Meet the Team

Headshot of Dr. Jungsik Noh

Jungsik Noh, PhD

Since December 2017, Jungsik Noh has been appointed as an Assistant Professor in the Lyda Hill Department of Bioinformatics. He received his Ph.D. in Statistics from Seoul National University in Korea (2000–2010), where his research focused on statistical inference for time series models and dynamic systems. After relocating to the U.S., he steered his research interests toward biomedical video data and computational cell biology. Since 2014, he has been working at UTSW developing machine learning and statistical methodologies for studying dynamic biological systems such as cytoskeleton and neural activity dynamics. In 2021, he developed and published a machine-learning based pipeline for COVID-19 data to estimate the numbers of currently infected populations worldwide that are hidden due to under-ascertainment of the COVID infections. This study was addressed in >20 news outlets worldwide.

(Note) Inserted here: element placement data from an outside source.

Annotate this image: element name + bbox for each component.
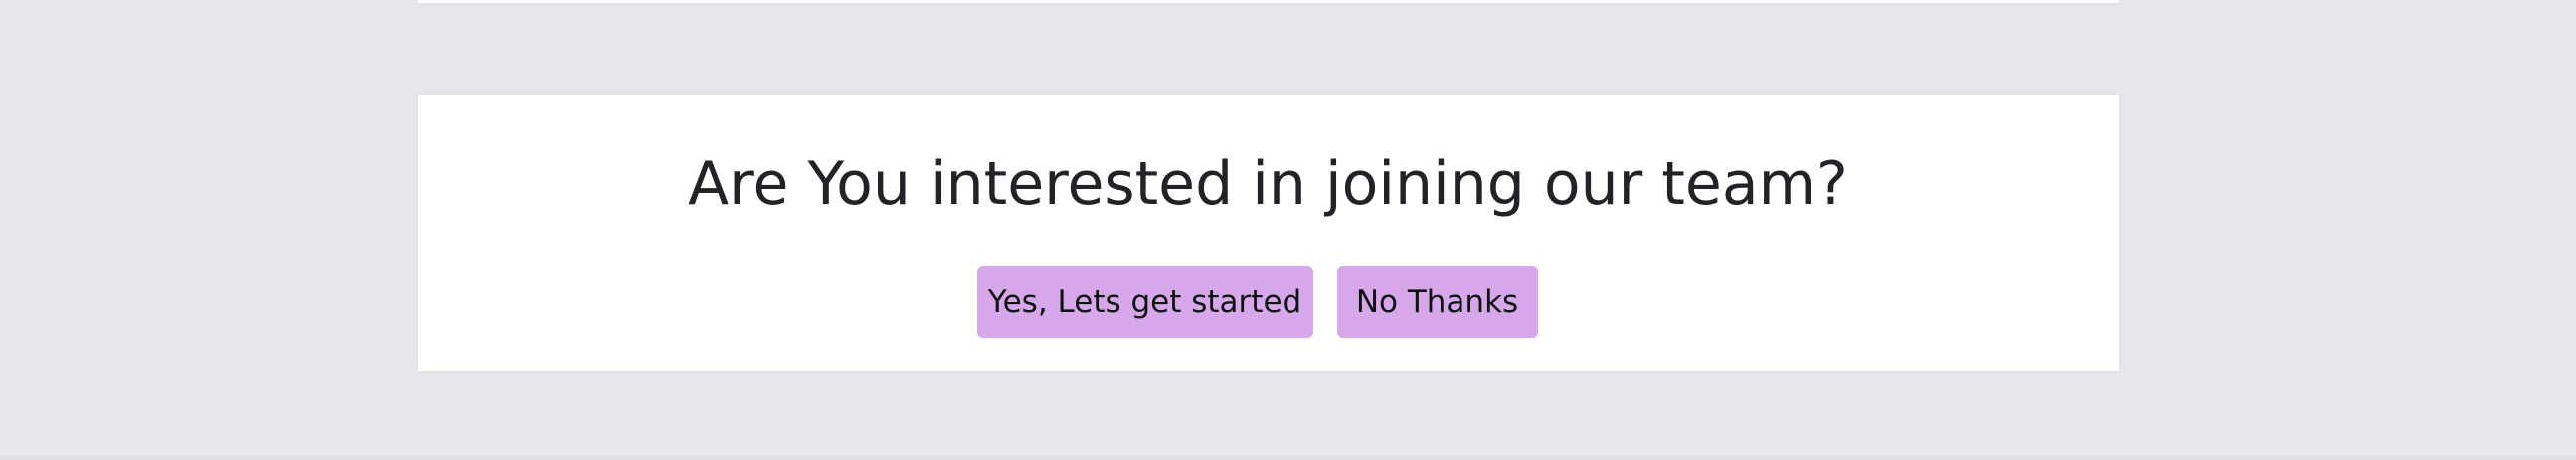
get-started-button[interactable]: Yes, Lets get started bbox=[976, 266, 1313, 338]
no-thanks-button[interactable]: No Thanks bbox=[1336, 266, 1538, 338]
page-bottom-shade bbox=[0, 456, 2576, 460]
previous-card-edge bbox=[418, 0, 2119, 3]
join-team-card: Are You interested in joining our team? … bbox=[418, 95, 2119, 371]
join-team-heading: Are You interested in joining our team? bbox=[688, 149, 1848, 219]
join-team-actions: Yes, Lets get started No Thanks bbox=[396, 266, 2119, 338]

Headshot of Dr. Anteneh Godana

Anteneh Asmare Godana, PhD

Anteneh Asmare Godana was born and raised in Ethiopia, Africa. He completed his BSC in statistics from Arba Minch University, Ethiopia, in 2009, his MSC in applied statistics from Hawassa university, Ethiopia, in 2012, and his Ph.D. in statistics from the joint Jomo Kenyatta University of Agriculture and Technology (JKUAT) and the Pan African University Institute for Basic Science and Technology and Innovations (PAUSTI), Kenya in 2019. His doctoral research was dynamic spatiotemporal modeling of visceral leishmaniasis in humans and investigated the determinants of visceral leishmaniasis in humans. Being co-mentored by Drs. Danuser and Noh, Anteneh Godana studies an extension of the existing SPAR-based Granger Causal Inference to a larger number of biological variables that will be able to establish methods to identify breaks in the causal structure of dynamic systems. Outside the laboratory, he enjoys playing football (aka soccer), watching soccer games, and participating in research activities and academic training.